Poly(piperazine trimesamide) thin film nanocomposite membrane formation based on MIL-101: Filler aggregation and interfacial polymerization dynamics

Abstract

The goal of this work was to enhance membrane performance by achieving high, well-dispersed loadings of a metal-organic framework: MIL-101. Thin film nanocomposite (TFN) membranes fabricated using n-hexane as an organic phase demonstrated significant aggregation, which reduced selectivities and stochastically increased permeances. Solution-phase measurements confirmed aggregation of MIL-101 in n-hexane and showed that nitrobenzene created well-dispersed suspensions at concentrations as high as ~0.14% (w/v). Nitrobenzene was used for the first time to make TFN membranes. Membrane performance, composition and morphology were correlated to the presence of aggregates in solvents.
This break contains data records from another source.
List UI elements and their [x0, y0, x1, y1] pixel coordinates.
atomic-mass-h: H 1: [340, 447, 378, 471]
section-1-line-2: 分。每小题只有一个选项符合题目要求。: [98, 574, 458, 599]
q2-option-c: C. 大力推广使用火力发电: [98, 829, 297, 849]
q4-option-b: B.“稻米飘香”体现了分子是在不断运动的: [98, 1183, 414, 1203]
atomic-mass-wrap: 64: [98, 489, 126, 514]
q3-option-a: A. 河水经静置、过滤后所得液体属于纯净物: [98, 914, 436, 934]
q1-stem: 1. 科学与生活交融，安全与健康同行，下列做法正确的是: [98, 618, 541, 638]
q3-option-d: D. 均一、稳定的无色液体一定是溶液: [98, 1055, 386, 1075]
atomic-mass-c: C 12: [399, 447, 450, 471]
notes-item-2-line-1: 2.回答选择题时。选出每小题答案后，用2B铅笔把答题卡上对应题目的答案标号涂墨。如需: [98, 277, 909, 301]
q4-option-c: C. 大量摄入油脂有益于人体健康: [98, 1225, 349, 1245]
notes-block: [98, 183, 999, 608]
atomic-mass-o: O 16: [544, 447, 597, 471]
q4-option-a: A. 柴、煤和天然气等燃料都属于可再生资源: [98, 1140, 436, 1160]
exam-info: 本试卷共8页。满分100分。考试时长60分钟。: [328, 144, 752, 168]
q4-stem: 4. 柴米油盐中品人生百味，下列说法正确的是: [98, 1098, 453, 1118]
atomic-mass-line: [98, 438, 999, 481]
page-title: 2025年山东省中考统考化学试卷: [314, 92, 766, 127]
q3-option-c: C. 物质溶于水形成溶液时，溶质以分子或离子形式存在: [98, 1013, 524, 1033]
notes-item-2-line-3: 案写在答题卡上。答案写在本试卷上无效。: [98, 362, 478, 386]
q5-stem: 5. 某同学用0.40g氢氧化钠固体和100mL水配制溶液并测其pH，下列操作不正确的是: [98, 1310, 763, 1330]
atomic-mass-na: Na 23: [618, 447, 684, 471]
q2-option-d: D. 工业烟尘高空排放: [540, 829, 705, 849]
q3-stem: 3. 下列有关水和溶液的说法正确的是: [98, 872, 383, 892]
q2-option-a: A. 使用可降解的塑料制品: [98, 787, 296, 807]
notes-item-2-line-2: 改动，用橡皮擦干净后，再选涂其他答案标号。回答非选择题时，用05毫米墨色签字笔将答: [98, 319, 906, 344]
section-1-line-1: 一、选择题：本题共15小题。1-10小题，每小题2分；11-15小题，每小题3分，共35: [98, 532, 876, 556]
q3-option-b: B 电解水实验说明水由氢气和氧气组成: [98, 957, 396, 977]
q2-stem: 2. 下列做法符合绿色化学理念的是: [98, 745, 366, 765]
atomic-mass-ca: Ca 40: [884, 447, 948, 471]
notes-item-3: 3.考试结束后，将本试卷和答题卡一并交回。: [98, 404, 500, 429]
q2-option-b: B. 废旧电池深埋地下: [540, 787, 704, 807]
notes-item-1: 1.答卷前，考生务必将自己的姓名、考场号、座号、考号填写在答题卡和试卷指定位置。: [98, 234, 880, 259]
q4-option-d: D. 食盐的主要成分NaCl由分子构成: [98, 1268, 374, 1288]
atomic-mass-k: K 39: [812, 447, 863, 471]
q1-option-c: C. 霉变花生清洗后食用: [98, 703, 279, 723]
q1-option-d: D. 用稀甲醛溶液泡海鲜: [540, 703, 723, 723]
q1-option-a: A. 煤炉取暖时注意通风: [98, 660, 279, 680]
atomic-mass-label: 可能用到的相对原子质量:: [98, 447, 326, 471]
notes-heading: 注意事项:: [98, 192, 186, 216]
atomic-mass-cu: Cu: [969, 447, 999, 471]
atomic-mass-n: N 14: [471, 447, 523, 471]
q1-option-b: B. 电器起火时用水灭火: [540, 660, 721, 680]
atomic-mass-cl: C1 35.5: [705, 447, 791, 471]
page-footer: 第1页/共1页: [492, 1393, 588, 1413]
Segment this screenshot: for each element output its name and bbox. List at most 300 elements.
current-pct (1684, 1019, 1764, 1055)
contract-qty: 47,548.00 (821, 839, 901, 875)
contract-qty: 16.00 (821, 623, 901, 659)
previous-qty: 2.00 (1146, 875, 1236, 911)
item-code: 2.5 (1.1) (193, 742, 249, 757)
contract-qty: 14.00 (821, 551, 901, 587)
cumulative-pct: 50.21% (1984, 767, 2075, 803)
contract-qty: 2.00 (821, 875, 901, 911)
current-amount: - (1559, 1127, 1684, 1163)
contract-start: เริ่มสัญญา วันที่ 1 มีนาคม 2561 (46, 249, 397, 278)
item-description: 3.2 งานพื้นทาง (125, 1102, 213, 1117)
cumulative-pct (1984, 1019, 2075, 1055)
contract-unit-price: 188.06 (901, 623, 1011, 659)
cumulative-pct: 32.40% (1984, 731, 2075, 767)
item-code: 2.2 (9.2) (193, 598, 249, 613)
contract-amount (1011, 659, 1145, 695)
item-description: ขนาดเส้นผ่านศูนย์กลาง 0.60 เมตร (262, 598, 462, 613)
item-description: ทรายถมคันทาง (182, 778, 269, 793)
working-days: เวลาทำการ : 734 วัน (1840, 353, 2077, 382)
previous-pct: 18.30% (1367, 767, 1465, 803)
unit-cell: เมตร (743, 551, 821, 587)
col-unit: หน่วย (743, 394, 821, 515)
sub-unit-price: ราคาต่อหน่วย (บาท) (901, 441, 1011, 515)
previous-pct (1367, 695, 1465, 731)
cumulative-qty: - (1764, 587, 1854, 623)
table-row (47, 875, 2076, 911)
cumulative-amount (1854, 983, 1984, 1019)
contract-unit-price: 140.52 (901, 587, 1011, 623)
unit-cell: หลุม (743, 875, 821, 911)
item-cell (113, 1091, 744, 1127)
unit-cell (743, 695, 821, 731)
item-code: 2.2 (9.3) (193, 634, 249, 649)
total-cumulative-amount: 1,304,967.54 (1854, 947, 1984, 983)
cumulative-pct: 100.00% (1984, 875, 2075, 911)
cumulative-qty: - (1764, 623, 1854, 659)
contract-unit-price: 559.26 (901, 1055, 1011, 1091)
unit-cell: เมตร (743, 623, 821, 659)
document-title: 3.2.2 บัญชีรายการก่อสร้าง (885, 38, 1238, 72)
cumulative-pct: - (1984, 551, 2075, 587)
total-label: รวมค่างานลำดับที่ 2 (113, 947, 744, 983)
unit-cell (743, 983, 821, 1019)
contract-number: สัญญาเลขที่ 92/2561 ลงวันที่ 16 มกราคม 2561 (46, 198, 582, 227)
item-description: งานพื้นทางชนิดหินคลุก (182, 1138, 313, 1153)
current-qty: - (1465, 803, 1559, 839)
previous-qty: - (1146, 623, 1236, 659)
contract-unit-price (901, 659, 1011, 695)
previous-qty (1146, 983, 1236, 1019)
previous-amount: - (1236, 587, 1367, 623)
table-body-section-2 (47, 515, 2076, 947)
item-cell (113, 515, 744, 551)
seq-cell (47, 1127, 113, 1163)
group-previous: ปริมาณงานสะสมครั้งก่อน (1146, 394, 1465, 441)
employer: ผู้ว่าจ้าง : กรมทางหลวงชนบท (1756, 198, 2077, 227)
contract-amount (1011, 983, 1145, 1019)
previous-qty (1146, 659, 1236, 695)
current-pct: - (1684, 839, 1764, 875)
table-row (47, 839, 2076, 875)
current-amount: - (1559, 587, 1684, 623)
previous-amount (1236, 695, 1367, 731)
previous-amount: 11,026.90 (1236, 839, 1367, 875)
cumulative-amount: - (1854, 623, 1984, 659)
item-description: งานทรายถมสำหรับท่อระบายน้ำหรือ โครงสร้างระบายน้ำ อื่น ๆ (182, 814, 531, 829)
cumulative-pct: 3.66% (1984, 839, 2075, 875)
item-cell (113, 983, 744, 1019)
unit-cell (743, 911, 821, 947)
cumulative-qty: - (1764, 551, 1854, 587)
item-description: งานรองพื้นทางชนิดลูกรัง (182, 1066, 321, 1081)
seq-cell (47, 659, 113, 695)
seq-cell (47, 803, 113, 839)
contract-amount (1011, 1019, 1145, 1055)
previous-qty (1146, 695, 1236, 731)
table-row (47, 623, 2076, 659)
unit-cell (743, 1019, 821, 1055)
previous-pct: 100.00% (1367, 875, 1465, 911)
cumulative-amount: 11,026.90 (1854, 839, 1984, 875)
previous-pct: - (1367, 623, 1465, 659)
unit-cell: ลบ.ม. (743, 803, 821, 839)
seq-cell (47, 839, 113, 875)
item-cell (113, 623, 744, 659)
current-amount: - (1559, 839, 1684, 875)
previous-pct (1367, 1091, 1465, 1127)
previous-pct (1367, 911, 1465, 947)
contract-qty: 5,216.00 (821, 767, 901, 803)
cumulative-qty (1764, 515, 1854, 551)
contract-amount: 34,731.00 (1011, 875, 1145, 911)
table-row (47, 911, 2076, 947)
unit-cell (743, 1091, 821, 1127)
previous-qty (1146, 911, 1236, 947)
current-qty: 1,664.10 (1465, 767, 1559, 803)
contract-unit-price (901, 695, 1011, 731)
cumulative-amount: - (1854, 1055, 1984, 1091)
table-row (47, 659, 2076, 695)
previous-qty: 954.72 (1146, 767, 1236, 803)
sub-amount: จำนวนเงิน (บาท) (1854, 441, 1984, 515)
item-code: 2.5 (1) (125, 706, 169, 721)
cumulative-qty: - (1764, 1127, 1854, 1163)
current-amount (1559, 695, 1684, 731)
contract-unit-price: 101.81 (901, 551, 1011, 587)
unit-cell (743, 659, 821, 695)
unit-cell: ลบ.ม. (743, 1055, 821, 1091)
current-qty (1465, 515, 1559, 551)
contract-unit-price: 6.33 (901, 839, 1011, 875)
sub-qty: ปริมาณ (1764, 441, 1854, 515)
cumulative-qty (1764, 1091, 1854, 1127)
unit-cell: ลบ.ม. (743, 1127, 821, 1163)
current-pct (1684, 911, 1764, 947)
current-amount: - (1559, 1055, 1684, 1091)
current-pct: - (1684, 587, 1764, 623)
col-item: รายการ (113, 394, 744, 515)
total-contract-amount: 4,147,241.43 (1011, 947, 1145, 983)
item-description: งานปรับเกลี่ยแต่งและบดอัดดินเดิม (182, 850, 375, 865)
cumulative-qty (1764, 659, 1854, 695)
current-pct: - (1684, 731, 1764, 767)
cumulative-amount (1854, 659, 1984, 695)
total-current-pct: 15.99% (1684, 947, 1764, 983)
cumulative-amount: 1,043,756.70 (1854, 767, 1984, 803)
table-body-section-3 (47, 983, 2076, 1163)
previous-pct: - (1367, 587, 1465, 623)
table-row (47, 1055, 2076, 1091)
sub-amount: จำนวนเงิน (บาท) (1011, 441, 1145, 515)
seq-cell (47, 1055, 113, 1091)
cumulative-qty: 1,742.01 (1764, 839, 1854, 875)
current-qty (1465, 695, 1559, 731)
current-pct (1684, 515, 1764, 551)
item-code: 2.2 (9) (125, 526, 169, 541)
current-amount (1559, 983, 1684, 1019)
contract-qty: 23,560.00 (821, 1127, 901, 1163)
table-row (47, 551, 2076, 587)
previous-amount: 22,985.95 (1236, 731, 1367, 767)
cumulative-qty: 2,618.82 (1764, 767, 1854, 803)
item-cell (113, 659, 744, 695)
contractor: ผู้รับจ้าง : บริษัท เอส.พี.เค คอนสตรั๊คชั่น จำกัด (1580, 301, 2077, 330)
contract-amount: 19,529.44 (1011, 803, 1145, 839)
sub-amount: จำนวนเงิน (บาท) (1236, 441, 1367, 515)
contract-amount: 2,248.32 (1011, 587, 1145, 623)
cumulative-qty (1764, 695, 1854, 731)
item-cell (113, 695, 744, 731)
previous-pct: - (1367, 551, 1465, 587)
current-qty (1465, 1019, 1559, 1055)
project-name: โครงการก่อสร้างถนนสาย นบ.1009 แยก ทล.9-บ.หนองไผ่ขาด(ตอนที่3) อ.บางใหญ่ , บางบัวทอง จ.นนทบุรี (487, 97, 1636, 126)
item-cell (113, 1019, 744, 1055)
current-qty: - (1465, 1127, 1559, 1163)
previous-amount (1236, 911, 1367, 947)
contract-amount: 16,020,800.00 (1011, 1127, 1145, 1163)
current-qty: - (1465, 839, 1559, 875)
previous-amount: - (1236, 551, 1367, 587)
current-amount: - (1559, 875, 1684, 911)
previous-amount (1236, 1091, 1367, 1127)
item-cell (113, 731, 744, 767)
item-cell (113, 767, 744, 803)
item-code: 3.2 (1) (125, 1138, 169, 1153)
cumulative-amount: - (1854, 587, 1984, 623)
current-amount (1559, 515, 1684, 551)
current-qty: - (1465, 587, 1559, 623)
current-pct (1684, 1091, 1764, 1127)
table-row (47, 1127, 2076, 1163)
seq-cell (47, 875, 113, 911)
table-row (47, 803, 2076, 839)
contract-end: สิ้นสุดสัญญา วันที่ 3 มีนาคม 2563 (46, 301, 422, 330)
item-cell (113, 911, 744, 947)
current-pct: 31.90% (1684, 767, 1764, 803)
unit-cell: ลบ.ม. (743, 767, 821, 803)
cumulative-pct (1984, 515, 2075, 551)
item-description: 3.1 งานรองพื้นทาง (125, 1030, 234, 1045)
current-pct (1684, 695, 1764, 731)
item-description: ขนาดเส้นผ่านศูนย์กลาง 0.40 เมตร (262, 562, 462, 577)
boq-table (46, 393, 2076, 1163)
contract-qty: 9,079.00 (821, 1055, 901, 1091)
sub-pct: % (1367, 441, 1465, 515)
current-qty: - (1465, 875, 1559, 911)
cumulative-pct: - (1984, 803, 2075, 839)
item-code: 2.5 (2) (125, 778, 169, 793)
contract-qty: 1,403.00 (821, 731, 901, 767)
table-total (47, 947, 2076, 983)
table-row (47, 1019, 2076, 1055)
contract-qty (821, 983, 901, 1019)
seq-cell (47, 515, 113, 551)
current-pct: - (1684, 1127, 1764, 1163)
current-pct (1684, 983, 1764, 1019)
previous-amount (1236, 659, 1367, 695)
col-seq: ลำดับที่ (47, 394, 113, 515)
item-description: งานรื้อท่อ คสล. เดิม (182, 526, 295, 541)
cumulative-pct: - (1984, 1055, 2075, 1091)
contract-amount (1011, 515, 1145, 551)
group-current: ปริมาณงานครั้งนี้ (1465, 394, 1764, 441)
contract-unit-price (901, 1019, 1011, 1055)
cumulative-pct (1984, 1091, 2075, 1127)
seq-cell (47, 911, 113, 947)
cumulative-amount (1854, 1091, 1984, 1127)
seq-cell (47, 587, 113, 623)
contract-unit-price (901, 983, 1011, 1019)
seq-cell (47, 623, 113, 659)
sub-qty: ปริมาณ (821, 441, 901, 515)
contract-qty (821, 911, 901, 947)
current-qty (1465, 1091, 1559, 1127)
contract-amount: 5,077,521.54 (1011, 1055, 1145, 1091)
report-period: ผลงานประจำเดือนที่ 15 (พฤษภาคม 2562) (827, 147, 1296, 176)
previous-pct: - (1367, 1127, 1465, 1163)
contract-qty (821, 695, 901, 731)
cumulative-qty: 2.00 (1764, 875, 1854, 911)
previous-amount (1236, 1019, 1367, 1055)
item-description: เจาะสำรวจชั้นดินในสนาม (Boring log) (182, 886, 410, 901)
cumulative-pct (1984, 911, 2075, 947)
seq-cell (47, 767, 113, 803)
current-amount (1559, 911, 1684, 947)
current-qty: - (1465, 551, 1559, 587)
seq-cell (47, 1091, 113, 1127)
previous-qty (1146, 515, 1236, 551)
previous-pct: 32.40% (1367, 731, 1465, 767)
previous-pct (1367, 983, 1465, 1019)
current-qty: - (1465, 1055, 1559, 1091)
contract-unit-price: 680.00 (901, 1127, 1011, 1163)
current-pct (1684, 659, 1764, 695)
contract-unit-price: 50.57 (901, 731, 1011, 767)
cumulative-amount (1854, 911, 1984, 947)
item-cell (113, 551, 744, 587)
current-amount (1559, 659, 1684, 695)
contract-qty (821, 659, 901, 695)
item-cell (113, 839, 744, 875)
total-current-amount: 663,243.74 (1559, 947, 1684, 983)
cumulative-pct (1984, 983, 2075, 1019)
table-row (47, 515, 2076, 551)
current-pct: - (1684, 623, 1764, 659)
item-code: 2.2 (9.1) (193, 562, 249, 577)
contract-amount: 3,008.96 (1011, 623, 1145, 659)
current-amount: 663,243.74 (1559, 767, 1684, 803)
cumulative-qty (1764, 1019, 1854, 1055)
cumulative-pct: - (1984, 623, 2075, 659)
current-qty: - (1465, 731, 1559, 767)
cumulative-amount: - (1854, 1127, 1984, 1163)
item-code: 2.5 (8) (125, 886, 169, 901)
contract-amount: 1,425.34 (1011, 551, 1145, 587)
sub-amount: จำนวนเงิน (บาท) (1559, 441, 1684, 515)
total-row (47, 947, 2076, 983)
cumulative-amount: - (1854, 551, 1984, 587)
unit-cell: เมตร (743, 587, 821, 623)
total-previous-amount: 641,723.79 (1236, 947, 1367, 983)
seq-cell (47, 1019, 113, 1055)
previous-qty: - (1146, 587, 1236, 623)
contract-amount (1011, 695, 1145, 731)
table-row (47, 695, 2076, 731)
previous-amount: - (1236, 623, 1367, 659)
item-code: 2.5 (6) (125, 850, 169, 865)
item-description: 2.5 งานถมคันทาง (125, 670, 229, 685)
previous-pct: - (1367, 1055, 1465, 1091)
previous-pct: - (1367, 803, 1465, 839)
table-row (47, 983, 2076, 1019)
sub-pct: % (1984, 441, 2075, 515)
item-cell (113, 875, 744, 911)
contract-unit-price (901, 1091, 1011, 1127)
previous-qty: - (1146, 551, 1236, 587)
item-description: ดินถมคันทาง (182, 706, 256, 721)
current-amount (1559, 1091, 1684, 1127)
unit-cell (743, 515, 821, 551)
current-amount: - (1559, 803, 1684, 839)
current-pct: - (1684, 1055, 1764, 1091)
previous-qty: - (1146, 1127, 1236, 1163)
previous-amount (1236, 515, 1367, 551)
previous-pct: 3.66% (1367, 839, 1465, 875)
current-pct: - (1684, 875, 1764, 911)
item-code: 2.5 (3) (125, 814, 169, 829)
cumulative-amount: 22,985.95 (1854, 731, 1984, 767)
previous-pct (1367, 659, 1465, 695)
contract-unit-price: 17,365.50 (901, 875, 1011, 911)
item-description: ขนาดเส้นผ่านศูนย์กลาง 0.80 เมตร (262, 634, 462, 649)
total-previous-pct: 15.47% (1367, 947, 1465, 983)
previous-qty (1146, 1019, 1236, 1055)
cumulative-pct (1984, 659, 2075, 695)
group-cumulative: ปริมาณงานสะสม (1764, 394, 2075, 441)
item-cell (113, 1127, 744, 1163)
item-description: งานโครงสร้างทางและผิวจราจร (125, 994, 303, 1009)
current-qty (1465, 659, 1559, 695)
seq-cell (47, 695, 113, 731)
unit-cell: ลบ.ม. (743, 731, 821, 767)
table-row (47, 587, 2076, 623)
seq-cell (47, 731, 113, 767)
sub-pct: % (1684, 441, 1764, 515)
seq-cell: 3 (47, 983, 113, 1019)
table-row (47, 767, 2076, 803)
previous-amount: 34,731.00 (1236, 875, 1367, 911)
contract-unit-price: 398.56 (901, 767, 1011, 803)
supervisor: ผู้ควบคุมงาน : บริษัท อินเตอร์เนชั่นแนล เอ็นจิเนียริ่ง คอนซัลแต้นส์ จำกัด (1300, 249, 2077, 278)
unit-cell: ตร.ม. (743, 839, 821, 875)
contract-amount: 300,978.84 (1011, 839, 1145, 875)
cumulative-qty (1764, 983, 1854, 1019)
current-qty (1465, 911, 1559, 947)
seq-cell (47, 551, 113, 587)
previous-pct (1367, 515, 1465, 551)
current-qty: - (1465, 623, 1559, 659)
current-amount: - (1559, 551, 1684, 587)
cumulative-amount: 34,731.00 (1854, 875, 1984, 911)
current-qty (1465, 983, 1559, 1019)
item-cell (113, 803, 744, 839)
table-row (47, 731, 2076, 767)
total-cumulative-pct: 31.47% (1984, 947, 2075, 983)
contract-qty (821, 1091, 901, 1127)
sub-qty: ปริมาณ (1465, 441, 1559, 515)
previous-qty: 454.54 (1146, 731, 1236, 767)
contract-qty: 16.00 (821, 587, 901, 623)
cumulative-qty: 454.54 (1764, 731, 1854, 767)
When aggregates were present, non-selective or semi-selective defects were found. Well-dispersed MIL-101 prevented defect formation.TFN membranes were fabricated using nitrobenzene under two reaction conditions, one leading to smoother membranes and the other leading to rougher membranes. When increasing the MIL-101 loading in the organic phase, the smoother membranes showed no changes in permeance or rejection, while the rougher membranes showed an up to 3.6-fold increase in permeance with negligible changes in rejection (neutral dye, 314 g·mol−1). These data suggest that changing the interfacial polymerization conditions to produce rougher membranes enables filler materials to have a more significant impact on membrane performance.